A magical, fantastical element of the series arrives in the form of a large bird-like figure, who appears to Audrey in dream sequences relating to her experience in a coma.

Lonergan: It’s something she sees when she’s young and it’s a presence that stays with her throughout her coma. Guillaume and Florence were trying to dramatically and visually express the imagination of what happens in her mind while she is in a coma. It’s not very frequent in Quebec or Canada that we have imaginative or surreal stuff like that, especially in a dramatic comedy like this. To have a part of the series that is so surreal, there’s no precedent. They wrote the script that concerns specifically the birdman, the thing – it has many names – and after that I hired James Lavoie, a costume designer from Cirque du Soleil, who invented the look.

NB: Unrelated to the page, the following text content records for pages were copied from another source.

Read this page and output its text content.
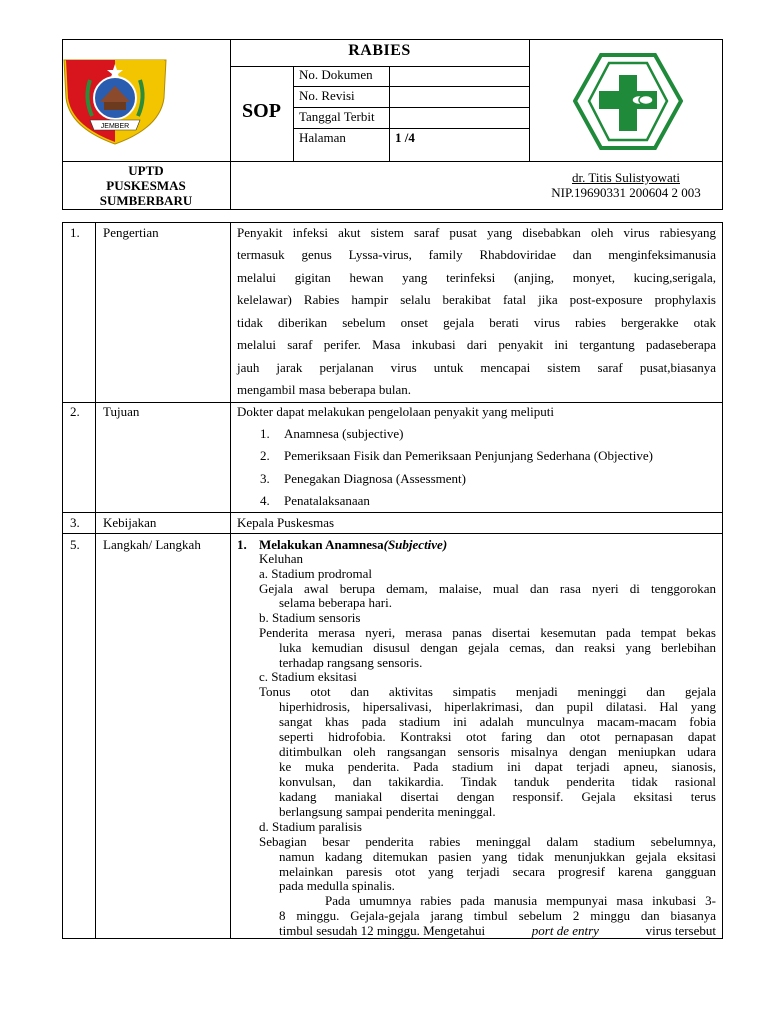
JEMBER
RABIES
SOP
No. Dokumen
No. Revisi
Tanggal Terbit
Halaman	1 /4
UPTD
PUSKESMAS
SUMBERBARU
dr. Titis Sulistyowati
NIP.19690331 200604 2 003
1. Pengertian	Penyakit infeksi akut sistem saraf pusat yang disebabkan oleh virus rabiesyang
termasuk genus Lyssa-virus, family Rhabdoviridae dan menginfeksimanusia
melalui gigitan hewan yang terinfeksi (anjing, monyet, kucing,serigala,
kelelawar) Rabies hampir selalu berakibat fatal jika post-exposure prophylaxis
tidak diberikan sebelum onset gejala berati virus rabies bergerakke otak
melalui saraf perifer. Masa inkubasi dari penyakit ini tergantung padaseberapa
jauh jarak perjalanan virus untuk mencapai sistem saraf pusat,biasanya
mengambil masa beberapa bulan.
2. Tujuan	Dokter dapat melakukan pengelolaan penyakit yang meliputi
1. Anamnesa (subjective)
2. Pemeriksaan Fisik dan Pemeriksaan Penjunjang Sederhana (Objective)
3. Penegakan Diagnosa (Assessment)
4. Penatalaksanaan
3. Kebijakan	Kepala Puskesmas
5. Langkah/ Langkah	1. Melakukan Anamnesa(Subjective)
Keluhan
a. Stadium prodromal
Gejala awal berupa demam, malaise, mual dan rasa nyeri di tenggorokan
selama beberapa hari.
b. Stadium sensoris
Penderita merasa nyeri, merasa panas disertai kesemutan pada tempat bekas
luka kemudian disusul dengan gejala cemas, dan reaksi yang berlebihan
terhadap rangsang sensoris.
c. Stadium eksitasi
Tonus otot dan aktivitas simpatis menjadi meninggi dan gejala
hiperhidrosis, hipersalivasi, hiperlakrimasi, dan pupil dilatasi. Hal yang
sangat khas pada stadium ini adalah munculnya macam-macam fobia
seperti hidrofobia. Kontraksi otot faring dan otot pernapasan dapat
ditimbulkan oleh rangsangan sensoris misalnya dengan meniupkan udara
ke muka penderita. Pada stadium ini dapat terjadi apneu, sianosis,
konvulsan, dan takikardia. Tindak tanduk penderita tidak rasional
kadang maniakal disertai dengan responsif. Gejala eksitasi terus
berlangsung sampai penderita meninggal.
d. Stadium paralisis
Sebagian besar penderita rabies meninggal dalam stadium sebelumnya,
namun kadang ditemukan pasien yang tidak menunjukkan gejala eksitasi
melainkan paresis otot yang terjadi secara progresif karena gangguan
pada medulla spinalis.
Pada umumnya rabies pada manusia mempunyai masa inkubasi 3-
8 minggu. Gejala-gejala jarang timbul sebelum 2 minggu dan biasanya
timbul sesudah 12 minggu. Mengetahui	port de entry	virus tersebut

Florence did a drawing for me of what she had in her mind. It was a man in a suit with a long neck and a bird head. I did some research of all representations of birds that are man-like, and also people in the history of humanity who wear masks resembling birds and we did a mix of that and James did drawings and drawings. Then we had this look. There was a real acrobat underneath the suit and we closed a street for a week and filmed all those scenes [featuring the character]. There’s a specific episode, episode six, where it’s all about the relationship between Audrey and that character.

Lambert: The last thing she saw before going into the coma is a bird, after she was hit by a car. She saw small birds and that’s what causes it, and then she develops a relationship with that bird.

Lonergan: Her dreams in the coma with that bird are always in the road where her accident happened. It’s like a no man’s land, like a road that never ends. We had this setting, which was incredible. It was such a delight to do those scenes and something I’m really proud of.

The creative team have been touched by the warm reaction to the series so far in Quebec, where it debuted on streamer Club Illico last year, and when it was screened in competition at French television festival Canneseries earlier this year.

Longpré: We want people just to be moved.

Lonergan: It’s great Florence and Guillaume write screenplays that are funny and dramatic at the same time. The point is to touch people. It’s not calculated but it’s incredible how people are touched by the story and they follow Audrey even though she doesn’t speak. There’s an emotional hook that’s irresistible. People have connected with it and I’m very happy.

Lambert: We are both obsessed with writing characters who are real peple. We’re looking for authenticity and that’s what we try to put on screen. Not characters, just normal people going through an extraordinary journey. That’s what touches the audience the most.